Reported August 2024
Akunagreedy

Max Meetings

Reported by candidates from Akuna's online assessment. Pattern, common pitfall, and the honest play if you blank under the timer.

Get StealthCoderRuns invisibly during the live Akuna OA. Under 2s to a working solution.
Founder's read

Akuna pulled this in August and it's a classic scheduling problem disguised as a meetings question. You're optimizing which meetings to attend to maximize count, which means greedy wins. The trap is thinking you need dynamic programming or brute force when a simple sort by end time will cut through it. If you blank on the exact greedy move during the OA, StealthCoder runs invisibly and feeds you the pattern so you can code with confidence instead of freezing.

Pattern and pitfall

The greedy strategy is sort meetings by end time, then iterate through and pick each meeting that doesn't overlap with the last one you selected. This works because finishing early means more room for future meetings. The common miss is sorting by start time instead, which leaves gaps. The math is clean: one pass through the sorted list, O(n log n) total. When you hit this live and your mind blanks on whether to sort start or end, StealthCoder's there as a safety net to remind you the pattern and get you unstuck without the proctor knowing you needed help.

Drill it cold or hedge it with StealthCoder. Either way, don't walk into the OA hoping you remember the trick.

If this hits your live OA

You can drill Max Meetings cold, or you can hedge it. StealthCoder runs invisibly during screen share and surfaces a working solution in under 2 seconds. The proctor sees the IDE. They don't see what's behind it.
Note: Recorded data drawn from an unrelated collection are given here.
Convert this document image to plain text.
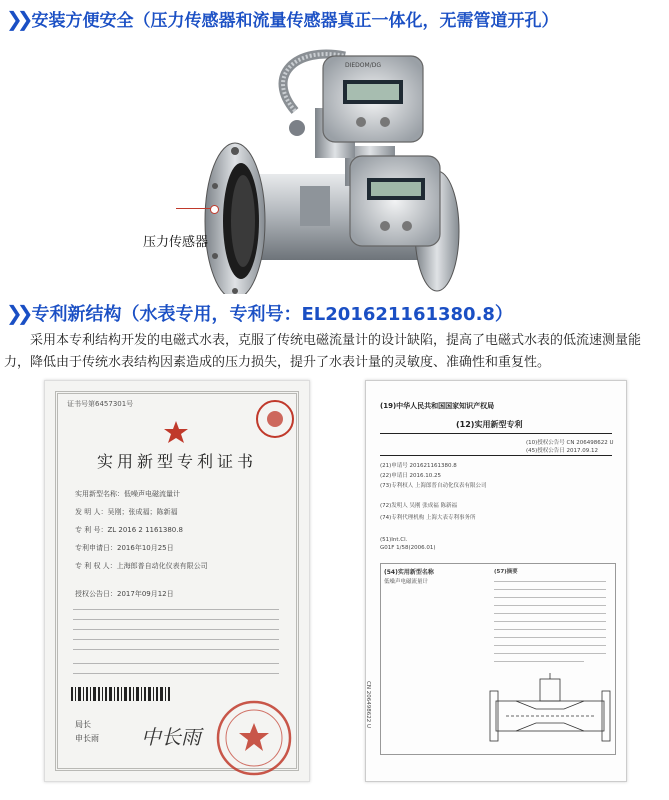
❯❯ 安装方便安全（压力传感器和流量传感器真正一体化，无需管道开孔）
DIEDOM/DG
压力传感器
❯❯ 专利新结构（水表专用，专利号：EL201621161380.8）
采用本专利结构开发的电磁式水表，克服了传统电磁流量计的设计缺陷，提高了电磁式水表的低流速测量能力，降低由于传统水表结构因素造成的压力损失，提升了水表计量的灵敏度、准确性和重复性。
证书号第6457301号
实用新型专利证书
实用新型名称：低噪声电磁流量计
发 明 人：吴刚；张成福；陈新福
专 利 号：ZL 2016 2 1161380.8
专利申请日：2016年10月25日
专 利 权 人：上海郎普自动化仪表有限公司
授权公告日：2017年09月12日
局长
申长雨 中长雨
(19)中华人民共和国国家知识产权局
(12)实用新型专利
(10)授权公告号 CN 206498622 U
(45)授权公告日 2017.09.12
(21)申请号 201621161380.8
(22)申请日 2016.10.25
(73)专利权人 上海郎普自动化仪表有限公司
(72)发明人 吴刚 张成福 陈新福
(74)专利代理机构 上海大表专利事务所
(51)Int.Cl.
G01F 1/58(2006.01)
(54)实用新型名称
低噪声电磁流量计
(57)摘要
CN 206498622 U
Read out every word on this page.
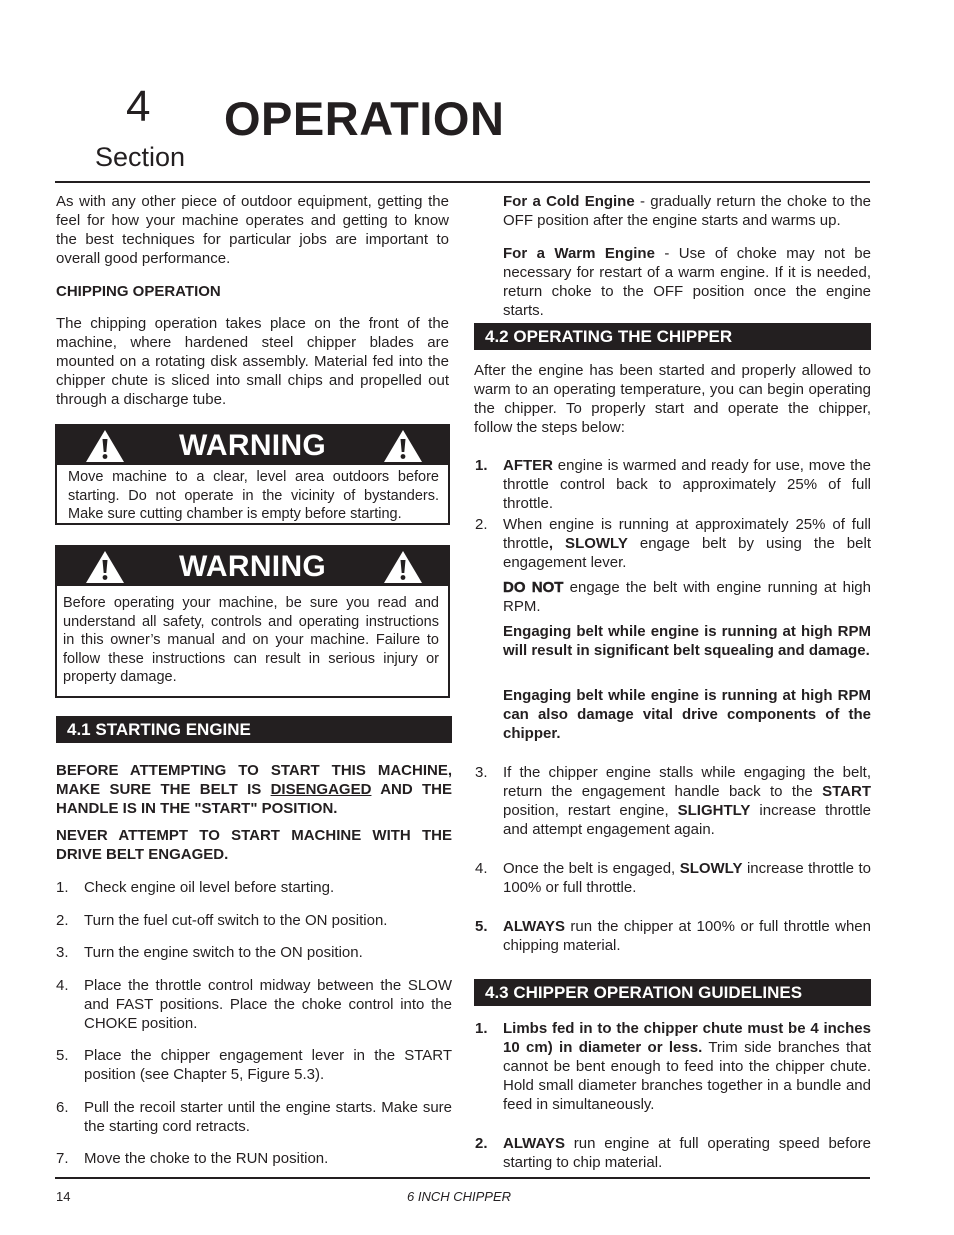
4
Section
OPERATION

As with any other piece of outdoor equipment, getting the feel for how your machine operates and getting to know the best techniques for particular jobs are important to overall good performance.

CHIPPING OPERATION

The chipping operation takes place on the front of the machine, where hardened steel chipper blades are mounted on a rotating disk assembly. Material fed into the chipper chute is sliced into small chips and propelled out through a discharge tube.

WARNING

Move machine to a clear, level area outdoors before starting. Do not operate in the vicinity of bystanders. Make sure cutting chamber is empty before starting.

WARNING

Before operating your machine, be sure you read and understand all safety, controls and operating instructions in this owner’s manual and on your machine. Failure to follow these instructions can result in serious injury or property damage.

4.1 STARTING ENGINE

BEFORE ATTEMPTING TO START THIS MACHINE, MAKE SURE THE BELT IS DISENGAGED AND THE HANDLE IS IN THE "START" POSITION.

NEVER ATTEMPT TO START MACHINE WITH THE DRIVE BELT ENGAGED.

1. Check engine oil level before starting.
2. Turn the fuel cut-off switch to the ON position.
3. Turn the engine switch to the ON position.
4. Place the throttle control midway between the SLOW and FAST positions. Place the choke control into the CHOKE position.
5. Place the chipper engagement lever in the START position (see Chapter 5, Figure 5.3).
6. Pull the recoil starter until the engine starts. Make sure the starting cord retracts.
7. Move the choke to the RUN position.

For a Cold Engine - gradually return the choke to the OFF position after the engine starts and warms up.

For a Warm Engine - Use of choke may not be necessary for restart of a warm engine. If it is needed, return choke to the OFF position once the engine starts.

4.2 OPERATING THE CHIPPER

After the engine has been started and properly allowed to warm to an operating temperature, you can begin operating the chipper. To properly start and operate the chipper, follow the steps below:

1. AFTER engine is warmed and ready for use, move the throttle control back to approximately 25% of full throttle.
2. When engine is running at approximately 25% of full throttle, SLOWLY engage belt by using the belt engagement lever.

DO NOT engage the belt with engine running at high RPM.

Engaging belt while engine is running at high RPM will result in significant belt squealing and damage.

Engaging belt while engine is running at high RPM can also damage vital drive components of the chipper.

3. If the chipper engine stalls while engaging the belt, return the engagement handle back to the START position, restart engine, SLIGHTLY increase throttle and attempt engagement again.
4. Once the belt is engaged, SLOWLY increase throttle to 100% or full throttle.
5. ALWAYS run the chipper at 100% or full throttle when chipping material.
4.3 CHIPPER OPERATION GUIDELINES
1. Limbs fed in to the chipper chute must be 4 inches 10 cm) in diameter or less. Trim side branches that cannot be bent enough to feed into the chipper chute. Hold small diameter branches together in a bundle and feed in simultaneously.
2. ALWAYS run engine at full operating speed before starting to chip material.
14	6 INCH CHIPPER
Made for the candidate who got the OA invite this morning and has 72 hours, not six months.

Get StealthCoder

Related leaked OAs

⏵ Practice the LeetCode equivalent

This OA pattern shows up on LeetCode as video stitching. If you have time before the OA, drill that.

⏵ The honest play

You've seen the question. Make sure you actually pass Akuna's OA.
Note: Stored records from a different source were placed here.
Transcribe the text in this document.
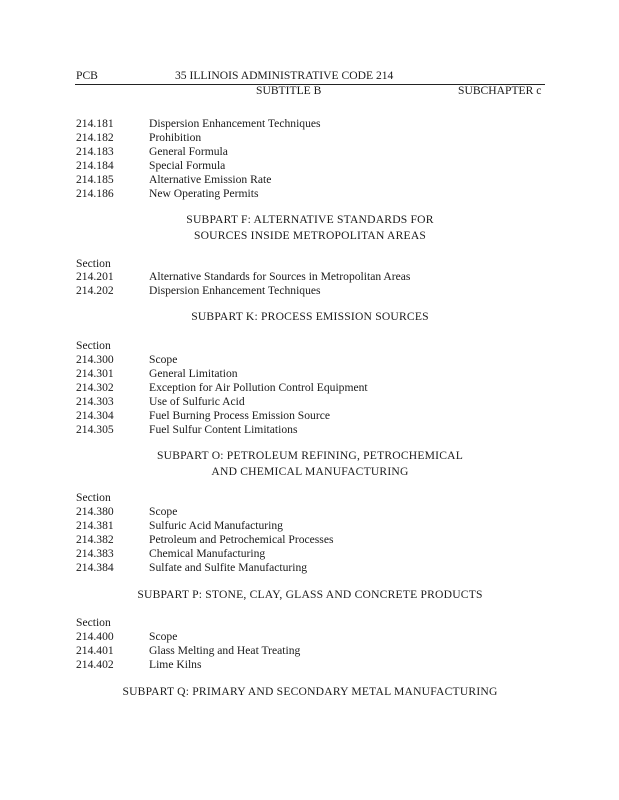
PCB	35 ILLINOIS ADMINISTRATIVE CODE 214
SUBTITLE B	SUBCHAPTER c
214.181	Dispersion Enhancement Techniques
214.182	Prohibition
214.183	General Formula
214.184	Special Formula
214.185	Alternative Emission Rate
214.186	New Operating Permits
SUBPART F: ALTERNATIVE STANDARDS FOR
SOURCES INSIDE METROPOLITAN AREAS
Section
214.201	Alternative Standards for Sources in Metropolitan Areas
214.202	Dispersion Enhancement Techniques
SUBPART K: PROCESS EMISSION SOURCES
Section
214.300	Scope
214.301	General Limitation
214.302	Exception for Air Pollution Control Equipment
214.303	Use of Sulfuric Acid
214.304	Fuel Burning Process Emission Source
214.305	Fuel Sulfur Content Limitations
SUBPART O: PETROLEUM REFINING, PETROCHEMICAL
AND CHEMICAL MANUFACTURING
Section
214.380	Scope
214.381	Sulfuric Acid Manufacturing
214.382	Petroleum and Petrochemical Processes
214.383	Chemical Manufacturing
214.384	Sulfate and Sulfite Manufacturing
SUBPART P: STONE, CLAY, GLASS AND CONCRETE PRODUCTS
Section
214.400	Scope
214.401	Glass Melting and Heat Treating
214.402	Lime Kilns
SUBPART Q: PRIMARY AND SECONDARY METAL MANUFACTURING
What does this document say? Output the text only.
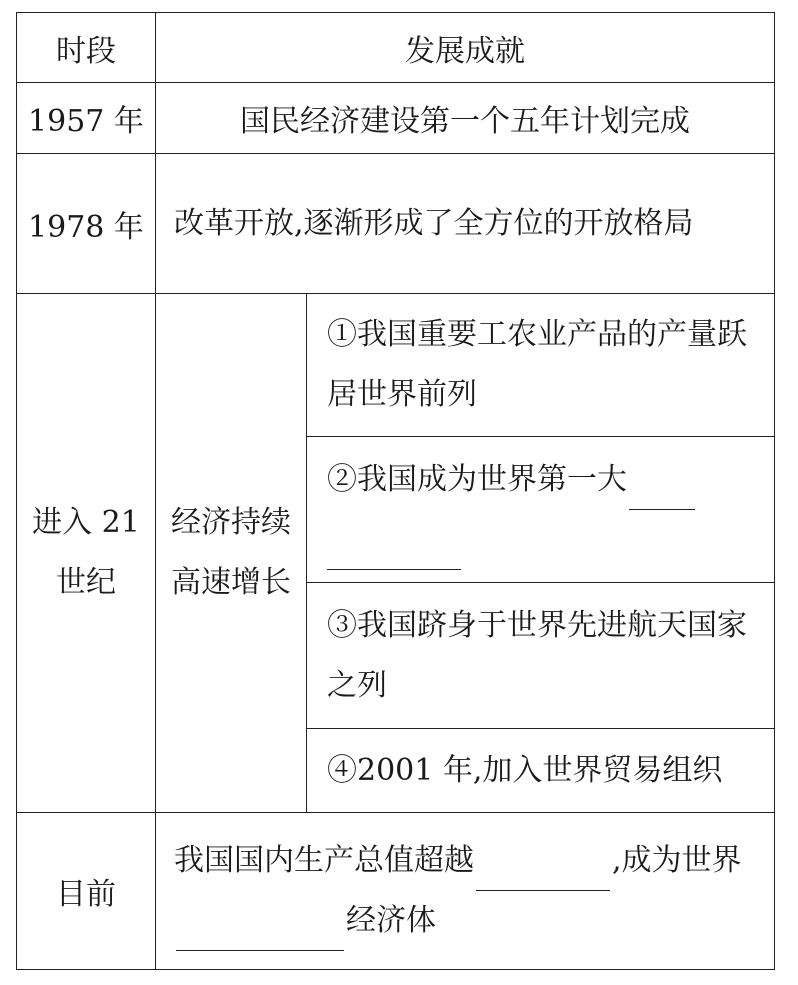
时段	发展成就	
1957 年	国民经济建设第一个五年计划完成	
1978 年	改革开放,逐渐形成了全方位的开放格局	
进入 21 世纪	经济持续高速增长	①我国重要工农业产品的产量跃居世界前列
		②我国成为世界第一大

		③我国跻身于世界先进航天国家之列
		④2001 年,加入世界贸易组织
目前	我国国内生产总值超越 ,成为世界经济体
Akuna reuses patterns across OAs. Made for the candidate who got the OA invite this morning and has 72 hours, not six months. Works on HackerRank, CodeSignal, CoderPad, and Karat.

Max Meetings FAQ

Is this the classic interval scheduling problem?+

Yes. Same algorithm you'd see on LeetCode as 'Video Stitching' or 'Interval Scheduling Maximization'. Sort by end time, greedily pick non-overlapping intervals. Akuna expects you to know it or derive it under time pressure.

What's the most common mistake candidates make?+

Sorting by start time instead of end time. Intuitive but wrong. Starting early doesn't help if you're stuck in a long meeting. End time is what opens the door for the next meeting.
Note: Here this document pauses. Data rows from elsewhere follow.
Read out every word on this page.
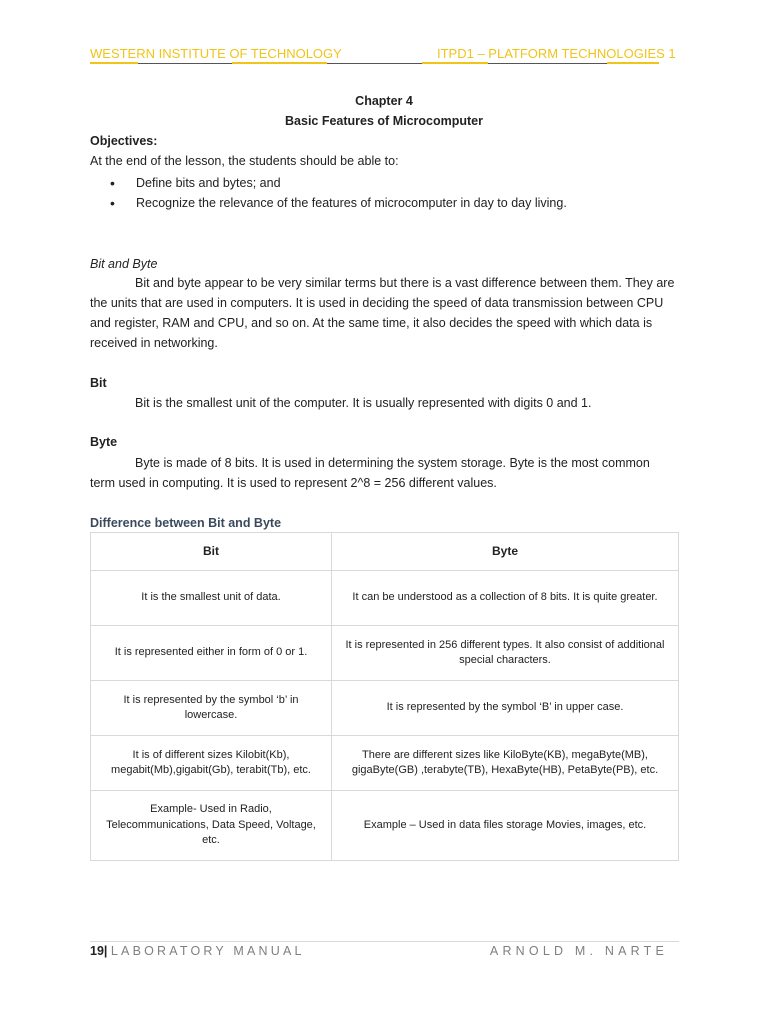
WESTERN INSTITUTE OF TECHNOLOGY	ITPD1 – PLATFORM TECHNOLOGIES 1
Chapter 4
Basic Features of Microcomputer
Objectives:
At the end of the lesson, the students should be able to:
• Define bits and bytes; and
• Recognize the relevance of the features of microcomputer in day to day living.
Bit and Byte
Bit and byte appear to be very similar terms but there is a vast difference between them. They are the units that are used in computers. It is used in deciding the speed of data transmission between CPU and register, RAM and CPU, and so on. At the same time, it also decides the speed with which data is received in networking.
Bit
Bit is the smallest unit of the computer. It is usually represented with digits 0 and 1.
Byte
Byte is made of 8 bits. It is used in determining the system storage. Byte is the most common term used in computing. It is used to represent 2^8 = 256 different values.
Difference between Bit and Byte
Bit	Byte
It is the smallest unit of data.	It can be understood as a collection of 8 bits. It is quite greater.
It is represented either in form of 0 or 1.	It is represented in 256 different types. It also consist of additional special characters.
It is represented by the symbol ‘b’ in lowercase.	It is represented by the symbol ‘B’ in upper case.
It is of different sizes Kilobit(Kb), megabit(Mb),gigabit(Gb), terabit(Tb), etc.	There are different sizes like KiloByte(KB), megaByte(MB), gigaByte(GB) ,terabyte(TB), HexaByte(HB), PetaByte(PB), etc.
Example- Used in Radio, Telecommunications, Data Speed, Voltage, etc.	Example – Used in data files storage Movies, images, etc.
19| LABORATORY MANUAL	ARNOLD M. NARTE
Do I need to handle time zones or weird formats?+

Unlikely. Akuna usually keeps input clean: arrays of tuples like [start, end] or two separate arrays. Parse once, sort, iterate. No surprise complexity in I/O.

How much time should I spend on this question?+

10-15 minutes if you know greedy. 20-25 if you're deriving it. The sorting is straightforward; the trick is recognizing the pattern. That's where most time goes.

Should I test overlapping intervals in my walkthrough?+

Yes. Test a case where meetings overlap at edges, like [1,3] and [3,5]. Depending on problem definition, [3,5] either starts when the other ends (counts as non-overlapping) or doesn't. Clarify this assumption in your code or ask.

Problem reported by candidates from a real Online Assessment. Sourced from a publicly-available candidate-aggregated repository. Not affiliated with Akuna.